Q: You were from a Dogra family, how could you be so conversant in Kashmiri songs?
A: My forefathers lived in Kashmir. I too have lived in Kashmir since I was a little child. The language was never a problem. When I was in school, Asha Bhonsle had sung a Kashmiri song 'Lalas vantay chhu sawal'. My Guru Sopori Sahib made me learn it and also the famous Ghazal of the noted Kashmiri poet Abdul Ahad Azad i.e. ''bedard lolaki Bahana kari kari'. I sang this song on many occasions.

Q: In the early seventies you sang two songs 'Karsa myon nyay ande' and 'Mas bu gosay rat ke pyalay hano'. These proved big hits. People still remember these songs. How could you get that 'Kashmiriness' into these songs?
A: It is the Kashmiri folk element which made these songs famous--the feeling which is Kashmir and which flows through my arteries and veins.

Q: But these were solo songs. Do we have solo singing in Kashmiri folk music?
A:  Yes, primarily in Sufiana music. Many of the compositions I sang were in Sufiana music. In group singing also there are moments when every body does not know the song. So a singer sings and all others follow. In Kashmiri Pandits there were professional 'wanwun' singers who would tell the ladies what to sing and then sing with them. So there is ample scope for the solo singing.
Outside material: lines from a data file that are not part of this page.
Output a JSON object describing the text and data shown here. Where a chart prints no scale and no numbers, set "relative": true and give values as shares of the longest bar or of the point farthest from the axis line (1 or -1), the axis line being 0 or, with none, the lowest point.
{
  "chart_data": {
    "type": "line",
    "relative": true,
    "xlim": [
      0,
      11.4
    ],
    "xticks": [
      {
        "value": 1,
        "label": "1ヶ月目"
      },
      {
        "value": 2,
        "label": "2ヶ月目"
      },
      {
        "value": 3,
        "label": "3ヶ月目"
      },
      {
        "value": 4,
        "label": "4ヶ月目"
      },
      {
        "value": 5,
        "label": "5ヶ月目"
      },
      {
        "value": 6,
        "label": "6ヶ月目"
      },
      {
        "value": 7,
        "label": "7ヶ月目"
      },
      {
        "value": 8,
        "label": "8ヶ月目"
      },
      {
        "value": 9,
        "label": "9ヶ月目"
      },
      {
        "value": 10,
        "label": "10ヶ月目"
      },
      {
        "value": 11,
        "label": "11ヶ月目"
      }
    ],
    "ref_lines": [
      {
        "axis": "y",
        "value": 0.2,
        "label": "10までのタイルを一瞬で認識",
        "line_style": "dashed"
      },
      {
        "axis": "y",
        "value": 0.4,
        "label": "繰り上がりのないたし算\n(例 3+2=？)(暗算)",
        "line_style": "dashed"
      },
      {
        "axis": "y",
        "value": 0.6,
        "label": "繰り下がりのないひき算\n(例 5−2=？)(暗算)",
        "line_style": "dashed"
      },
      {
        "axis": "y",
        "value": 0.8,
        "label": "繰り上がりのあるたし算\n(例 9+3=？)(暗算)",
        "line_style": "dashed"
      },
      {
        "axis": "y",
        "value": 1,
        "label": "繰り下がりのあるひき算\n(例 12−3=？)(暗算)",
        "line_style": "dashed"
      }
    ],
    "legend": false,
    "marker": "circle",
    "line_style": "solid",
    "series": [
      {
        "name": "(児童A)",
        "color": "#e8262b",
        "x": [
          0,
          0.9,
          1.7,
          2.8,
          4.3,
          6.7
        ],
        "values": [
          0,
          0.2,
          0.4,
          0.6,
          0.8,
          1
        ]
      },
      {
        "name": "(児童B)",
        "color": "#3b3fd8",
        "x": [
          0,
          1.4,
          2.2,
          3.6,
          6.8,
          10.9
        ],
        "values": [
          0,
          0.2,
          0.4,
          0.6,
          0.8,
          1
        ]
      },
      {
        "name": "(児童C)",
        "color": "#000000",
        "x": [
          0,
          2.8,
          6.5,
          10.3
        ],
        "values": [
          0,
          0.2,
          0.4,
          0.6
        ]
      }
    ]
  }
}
Q: Why is the folk song so important?
A: Because the folk song is the real song, and a real song never disappoints you.

Q: What do you mean by a real song?
A:  A real song is the song of the people. At the core of any folk song, there is a call for the people, call for them to join the song. If a singer grasps the essence of this call, it is very easy to communicate with the people.

Q: Then how can we differentiate between the folk songs of different places?
A:  To live in this world we need to communicate with each other. A man has to call another man. This call varies from individual to individual, from society to society and from time to time. For example, a Kashmiri will never call you the way a Dogra does. It is the specific way of calling which makes the song of a particular place. It is the call of that place.

Q: Today when our community in exile is facing the worst times of history, what are the possibilities for our music?
A: There is tremendous pain and agony. We cannot but sing the song of pain. Like our lives, our music also needs an establishment, an identity.

Q. You mean the song of pain will give an identity to our music?
A: The song of pain is everywhere. Even our marriage songs have something of it. Our literature in exile is full of the songs of pain. The artist is the pulse of his times. He cannot escape the pain, agony, struggles and even the joys of his times. And if he does not respond, future will question him, his very being as an artist.